= Coventry RLFC =

English rugby league team

Coventry RLFC was a semi-professional rugby league team based in Coventry, West Midlands, England, that played in the Northern Rugby Football Union League in the 1910–11, 1911–12, and 1912–13 seasons.

== History ==

The club was formed in 1910 by players converting to Northern Union from rugby union. The club was admitted to the Northern Union in December 1910 in time for the start of the 1910–11 season. The new league club took over the tenancy of the Butts previously the home of Coventry rugby union club. Results on the field were poor and as a consequence, so were attendances. Receipts were not sufficient to sustain the club and Coventry RLFC folded after completion of the 1912–13 season.

=== Today ===

Rugby League returned to Coventry in 1998 when Coventry Bears was formed, playing in the third tier League 1, and from 2004 to 2021 also played at the Butts, now called Butts Park Arena.
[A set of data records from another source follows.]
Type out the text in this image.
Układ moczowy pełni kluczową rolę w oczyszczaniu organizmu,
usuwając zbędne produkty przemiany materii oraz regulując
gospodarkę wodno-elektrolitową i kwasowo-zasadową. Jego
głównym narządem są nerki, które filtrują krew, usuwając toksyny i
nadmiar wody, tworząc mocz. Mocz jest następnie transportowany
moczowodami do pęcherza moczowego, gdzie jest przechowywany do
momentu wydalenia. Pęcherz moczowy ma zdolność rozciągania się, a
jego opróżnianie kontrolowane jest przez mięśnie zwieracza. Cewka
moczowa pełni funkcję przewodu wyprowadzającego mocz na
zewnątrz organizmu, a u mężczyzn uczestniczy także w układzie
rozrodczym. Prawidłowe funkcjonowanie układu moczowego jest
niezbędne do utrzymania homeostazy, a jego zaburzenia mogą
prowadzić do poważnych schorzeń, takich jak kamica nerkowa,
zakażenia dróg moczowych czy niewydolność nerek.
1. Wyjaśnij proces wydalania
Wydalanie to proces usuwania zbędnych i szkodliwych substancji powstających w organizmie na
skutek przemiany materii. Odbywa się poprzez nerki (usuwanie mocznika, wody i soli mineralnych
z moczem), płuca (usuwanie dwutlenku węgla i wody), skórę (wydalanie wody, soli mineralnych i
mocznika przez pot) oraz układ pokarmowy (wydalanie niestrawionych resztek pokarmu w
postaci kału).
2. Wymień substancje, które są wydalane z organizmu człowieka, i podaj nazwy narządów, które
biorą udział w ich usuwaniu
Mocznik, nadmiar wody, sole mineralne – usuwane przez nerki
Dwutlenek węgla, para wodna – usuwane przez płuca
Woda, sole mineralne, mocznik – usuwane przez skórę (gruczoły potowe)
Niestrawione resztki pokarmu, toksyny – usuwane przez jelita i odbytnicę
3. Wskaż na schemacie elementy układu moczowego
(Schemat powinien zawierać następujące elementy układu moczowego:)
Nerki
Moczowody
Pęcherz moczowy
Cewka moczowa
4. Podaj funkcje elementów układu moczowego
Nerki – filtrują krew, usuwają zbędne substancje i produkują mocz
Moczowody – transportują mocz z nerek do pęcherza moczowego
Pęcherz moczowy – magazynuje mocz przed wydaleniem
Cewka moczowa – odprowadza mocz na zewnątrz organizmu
In 2022 the Bears, now renamed Midlands Hurricanes moved out of the city.

== Club league record ==
For the 1910–11 to 1912–13 seasons, Coventry RLFC achieved the following record:

| Season | Competition | Pos | Team Name | Pl | W | D | L | PW | PA | Diff | Pts | % Pts | No of teams in league | Notes | Ref |
|---|---|---|---|---|---|---|---|---|---|---|---|---|---|---|---|
| 1910-11 | RL | 27 | Coventry | 32 | 6 | 1 | 25 | 288 | 524 | -236 | 13 | 20.31 | 28 |  |  |
| 1911-12 | RL | 23 | Coventry | 34 | 6 | 2 | 26 | 208 | 646 | -438 | 14 | 20.58 | 27 |  |  |
| 1912-13 | RL | 26 | Coventry | 27 | 0 | 1 | 26 | 157 | 896 | -739 | 1 | 1.85 | 26 |  |  |

Heading Abbreviations

RL = Single division; Pl = Games played; W = Win; D = Draw; L = Lose; PF = Points for; PA = Points against; Diff = Points difference (+ or -); Pts = League points

% Pts = A percentage system was used to determine league positions due to clubs playing varying number of fixtures and against different opponents

League points: for win = 2; for draw = 1; for loss = 0.

== Notable players ==
- John "Jack" Tomes (born 1885 in Rugby, and died 1960 in Coventry) won a cap with England in 1910, when he joined the English side against Wales for a friendly at Coventry.